Machen Sie Ihre Mitarbeiter fit im Datenschutz. 

Unser Datenschutz E-Learning qualifiziert Ihre Mitarbeiter in nur 25 Minuten für den sicheren Umgang mit Daten. Interaktive Elemente sorgen für ein nachhaltiges Datenschutzbewusstsein Ihrer Mitarbeiter und wappnen diese für den Arbeitsalltag. 

Als Ihr Experte für Datenschutz und Informationssicherheit bieten wir Ihnen mit unserem E-Learning die Möglichkeit, die notwendigen Schulungen der Mitarbeiterinnen und Mitarbeiter flexibel und in kürzester Zeit mit dokumentiertem Nachweis und zu einem fest kalkulierten Kosten- und Zeitaufwand durchzuführen. Wir empfehlen hierbei, die gewohnten Präsenzschulungen mit E-Learning zu kombinieren, um die gewohnte Qualität zu erhalten und gleichzeitig den Aufwand zu reduzieren.

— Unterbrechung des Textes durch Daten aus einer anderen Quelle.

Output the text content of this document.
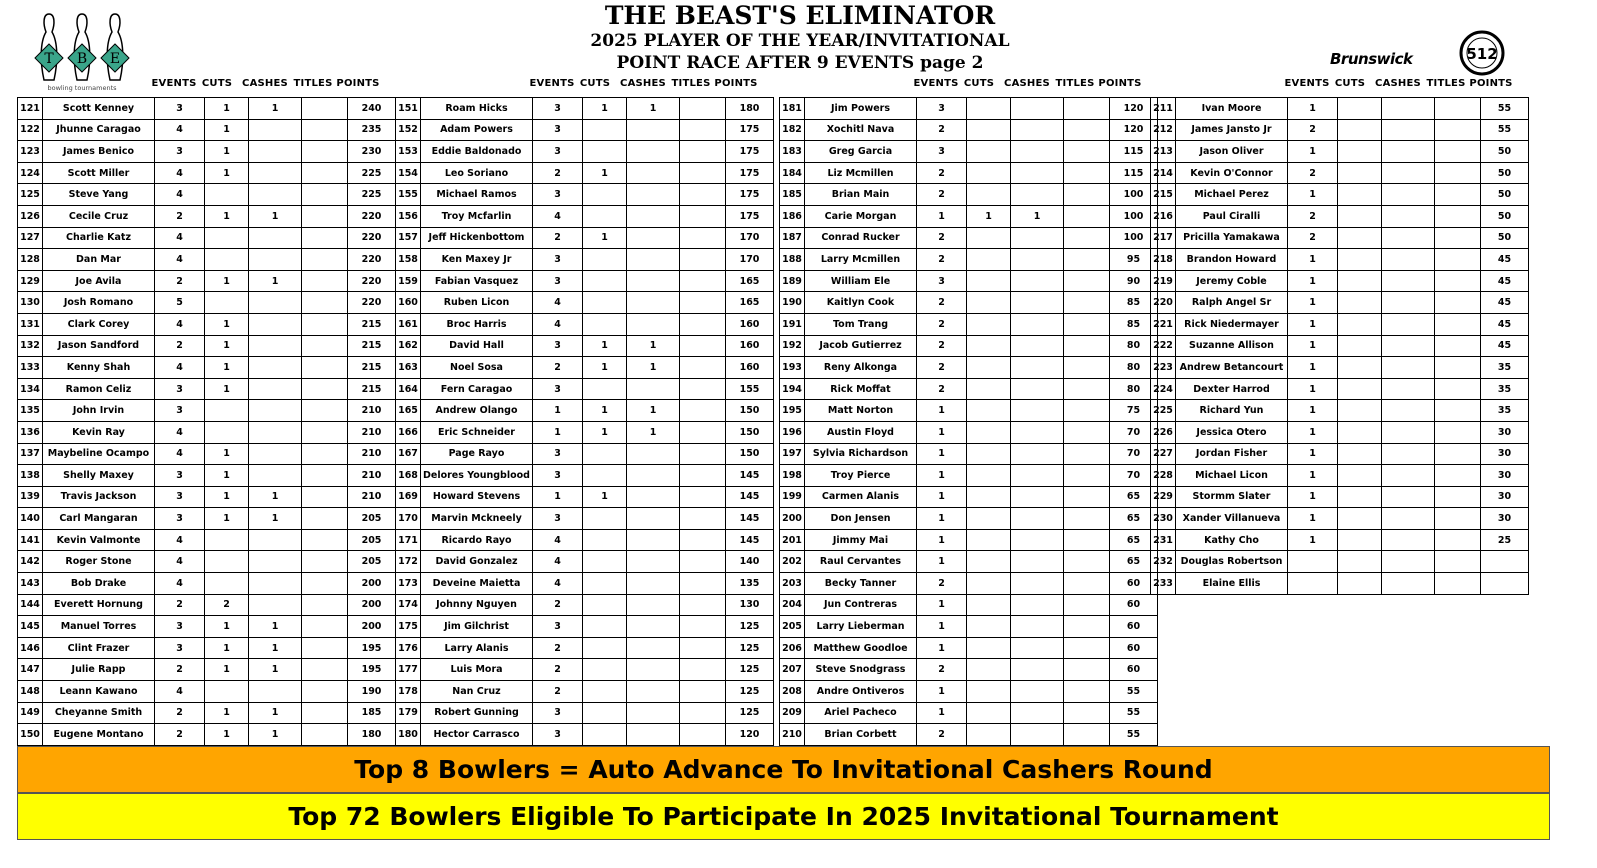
T B E
bowling tournaments
Brunswick	512
THE BEAST'S ELIMINATOR
2025 PLAYER OF THE YEAR/INVITATIONAL
POINT RACE AFTER 9 EVENTS page 2
EVENTS CUTS CASHES TITLES POINTS
121	Scott Kenney	3	1	1		240
122	Jhunne Caragao	4	1			235
123	James Benico	3	1			230
124	Scott Miller	4	1			225
125	Steve Yang	4				225
126	Cecile Cruz	2	1	1		220
127	Charlie Katz	4				220
128	Dan Mar	4				220
129	Joe Avila	2	1	1		220
130	Josh Romano	5				220
131	Clark Corey	4	1			215
132	Jason Sandford	2	1			215
133	Kenny Shah	4	1			215
134	Ramon Celiz	3	1			215
135	John Irvin	3				210
136	Kevin Ray	4				210
137	Maybeline Ocampo	4	1			210
138	Shelly Maxey	3	1			210
139	Travis Jackson	3	1	1		210
140	Carl Mangaran	3	1	1		205
141	Kevin Valmonte	4				205
142	Roger Stone	4				205
143	Bob Drake	4				200
144	Everett Hornung	2	2			200
145	Manuel Torres	3	1	1		200
146	Clint Frazer	3	1	1		195
147	Julie Rapp	2	1	1		195
148	Leann Kawano	4				190
149	Cheyanne Smith	2	1	1		185
150	Eugene Montano	2	1	1		180
EVENTS CUTS CASHES TITLES POINTS
151	Roam Hicks	3	1	1		180
152	Adam Powers	3				175
153	Eddie Baldonado	3				175
154	Leo Soriano	2	1			175
155	Michael Ramos	3				175
156	Troy Mcfarlin	4				175
157	Jeff Hickenbottom	2	1			170
158	Ken Maxey Jr	3				170
159	Fabian Vasquez	3				165
160	Ruben Licon	4				165
161	Broc Harris	4				160
162	David Hall	3	1	1		160
163	Noel Sosa	2	1	1		160
164	Fern Caragao	3				155
165	Andrew Olango	1	1	1		150
166	Eric Schneider	1	1	1		150
167	Page Rayo	3				150
168	Delores Youngblood	3				145
169	Howard Stevens	1	1			145
170	Marvin Mckneely	3				145
171	Ricardo Rayo	4				145
172	David Gonzalez	4				140
173	Deveine Maietta	4				135
174	Johnny Nguyen	2				130
175	Jim Gilchrist	3				125
176	Larry Alanis	2				125
177	Luis Mora	2				125
178	Nan Cruz	2				125
179	Robert Gunning	3				125
180	Hector Carrasco	3				120
EVENTS CUTS CASHES TITLES POINTS
181	Jim Powers	3				120
182	Xochitl Nava	2				120
183	Greg Garcia	3				115
184	Liz Mcmillen	2				115
185	Brian Main	2				100
186	Carie Morgan	1	1	1		100
187	Conrad Rucker	2				100
188	Larry Mcmillen	2				95
189	William Ele	3				90
190	Kaitlyn Cook	2				85
191	Tom Trang	2				85
192	Jacob Gutierrez	2				80
193	Reny Alkonga	2				80
194	Rick Moffat	2				80
195	Matt Norton	1				75
196	Austin Floyd	1				70
197	Sylvia Richardson	1				70
198	Troy Pierce	1				70
199	Carmen Alanis	1				65
200	Don Jensen	1				65
201	Jimmy Mai	1				65
202	Raul Cervantes	1				65
203	Becky Tanner	2				60
204	Jun Contreras	1				60
205	Larry Lieberman	1				60
206	Matthew Goodloe	1				60
207	Steve Snodgrass	2				60
208	Andre Ontiveros	1				55
209	Ariel Pacheco	1				55
210	Brian Corbett	2				55
EVENTS CUTS CASHES TITLES POINTS
211	Ivan Moore	1				55
212	James Jansto Jr	2				55
213	Jason Oliver	1				50
214	Kevin O'Connor	2				50
215	Michael Perez	1				50
216	Paul Ciralli	2				50
217	Pricilla Yamakawa	2				50
218	Brandon Howard	1				45
219	Jeremy Coble	1				45
220	Ralph Angel Sr	1				45
221	Rick Niedermayer	1				45
222	Suzanne Allison	1				45
223	Andrew Betancourt	1				35
224	Dexter Harrod	1				35
225	Richard Yun	1				35
226	Jessica Otero	1				30
227	Jordan Fisher	1				30
228	Michael Licon	1				30
229	Stormm Slater	1				30
230	Xander Villanueva	1				30
231	Kathy Cho	1				25
232	Douglas Robertson					
233	Elaine Ellis					
Top 8 Bowlers = Auto Advance To Invitational Cashers Round
Top 72 Bowlers Eligible To Participate In 2025 Invitational Tournament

So ist es unbestritten sinnvoll, dass Mitarbeiterinnen und Mitarbeiter eines Unternehmens im Rahmen einer Präsenzveranstaltung Ihre Ansprechpartner für Datenschutz und Informationssicherheit auch einmal persönlich kennenlernen, denn Informationssicherheit ist ein „Geschäft des Vertrauens“.

Bei unserem professionellen E-Learning handelt es sich nicht um die üblichen am Markt befindlichen standardisierten E-Learning-Programme, sondern um ein auf Ihr Unternehmen zugeschnittenes, individualisiertes Produkt zu einem äußerst attraktiven Preis-/ Leistungsverhältnis ohne jährliche Lizenzkosten.

Wir können Ihnen entweder eine Web-Version oder eine LMS-Version zur Integration in Ihr LMS-System in vielen verschiedenen Sprachen bieten.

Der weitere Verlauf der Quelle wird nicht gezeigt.